A rock is dropped from a bridge to the water below. It takes 2.4s to hit the water. Find the final speed of the rock when it hits the water. How high is the bridge above the water

See your 2:23pm post for solutin.

To find the final speed of the rock when it hits the water, we can use the equation for freefall motion:

v = u + gt

where:
v is the final velocity of the rock,
u is the initial velocity (which is 0 m/s as the rock is dropped),
g is the acceleration due to gravity (which is approximately 9.8 m/s²),
t is the time taken (which is 2.4 seconds in this case).

Substituting the values into the equation:

v = 0 + (9.8)(2.4)
v = 23.52 m/s

Therefore, the final speed of the rock when it hits the water is 23.52 m/s.

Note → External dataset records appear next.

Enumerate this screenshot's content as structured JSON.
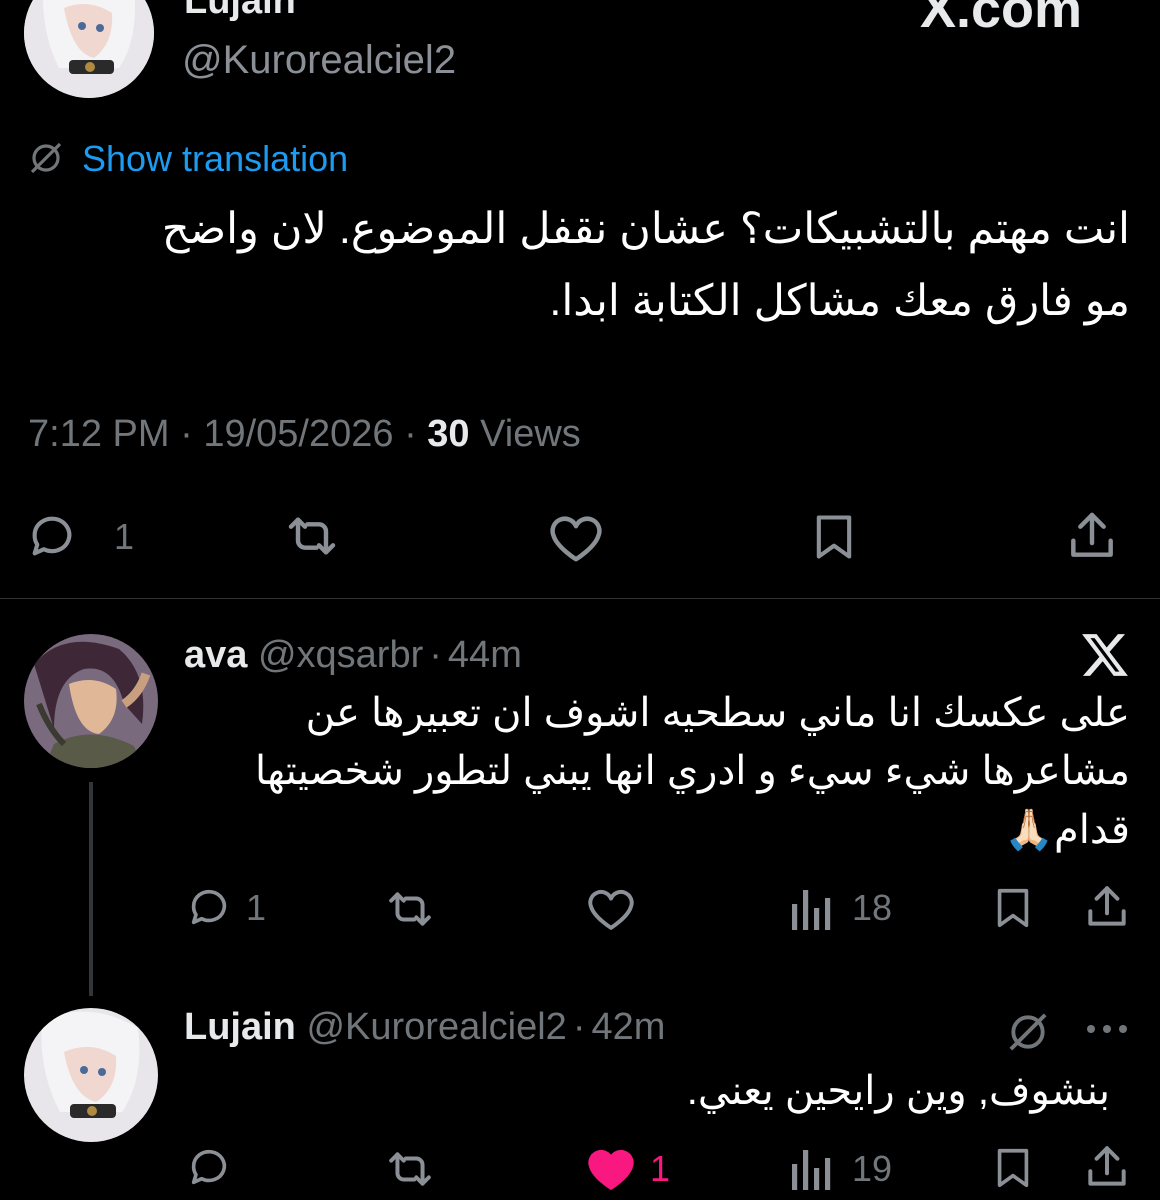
{
  "main_tweet": {
    "display_name": "Lujain",
    "handle": "@Kurorealciel2",
    "watermark": "X.com",
    "translation_label": "Show translation",
    "text_line1": "انت مهتم بالتشبيكات؟ عشان نقفل الموضوع. لان واضح",
    "text_line2": "مو فارق معك مشاكل الكتابة ابدا.",
    "time": "7:12 PM",
    "date": "19/05/2026",
    "sep": "·",
    "views_count": "30",
    "views_label": "Views",
    "actions": {
      "reply_count": "1"
    }
  },
  "reply_1": {
    "display_name": "ava",
    "handle": "@xqsarbr",
    "sep": "·",
    "time": "44m",
    "text_line1": "على عكسك انا ماني سطحيه اشوف ان تعبيرها عن",
    "text_line2": "مشاعرها شيء سيء و ادري انها يبني لتطور شخصيتها",
    "text_line3": "قدام🙏🏻",
    "actions": {
      "reply_count": "1",
      "views_count": "18"
    }
  },
  "reply_2": {
    "display_name": "Lujain",
    "handle": "@Kurorealciel2",
    "sep": "·",
    "time": "42m",
    "text_line1": "بنشوف, وين رايحين يعني.",
    "actions": {
      "like_count": "1",
      "views_count": "19"
    }
  },
  "colors": {
    "background": "#000000",
    "text": "#e7e9ea",
    "muted": "#71767b",
    "link": "#1d9bf0",
    "like": "#f91880",
    "divider": "#2f3336"
  },
  "icons": [
    "translate-icon",
    "reply-icon",
    "retweet-icon",
    "like-icon",
    "bookmark-icon",
    "share-icon",
    "views-icon",
    "x-logo-icon",
    "more-icon"
  ]
}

To calculate the height of the bridge above the water, we can use the equation for vertical motion:

h = ut + 1/2gt²

where:
h is the height (which is what we are trying to find),
u is the initial velocity (which is 0 m/s as the rock is dropped),
g is the acceleration due to gravity (which is approximately 9.8 m/s²),
t is the time taken (which is 2.4 seconds in this case).

Since we are trying to find the height (h), we need to solve for it. Rearranging the equation, we get:

h = 1/2gt²

Substituting the values into the equation:

h = 1/2(9.8)(2.4)²
h = 1/2(9.8)(5.76)
h = 1/2(56.448)
h = 28.224 m

Therefore, the height of the bridge above the water is 28.224 meters.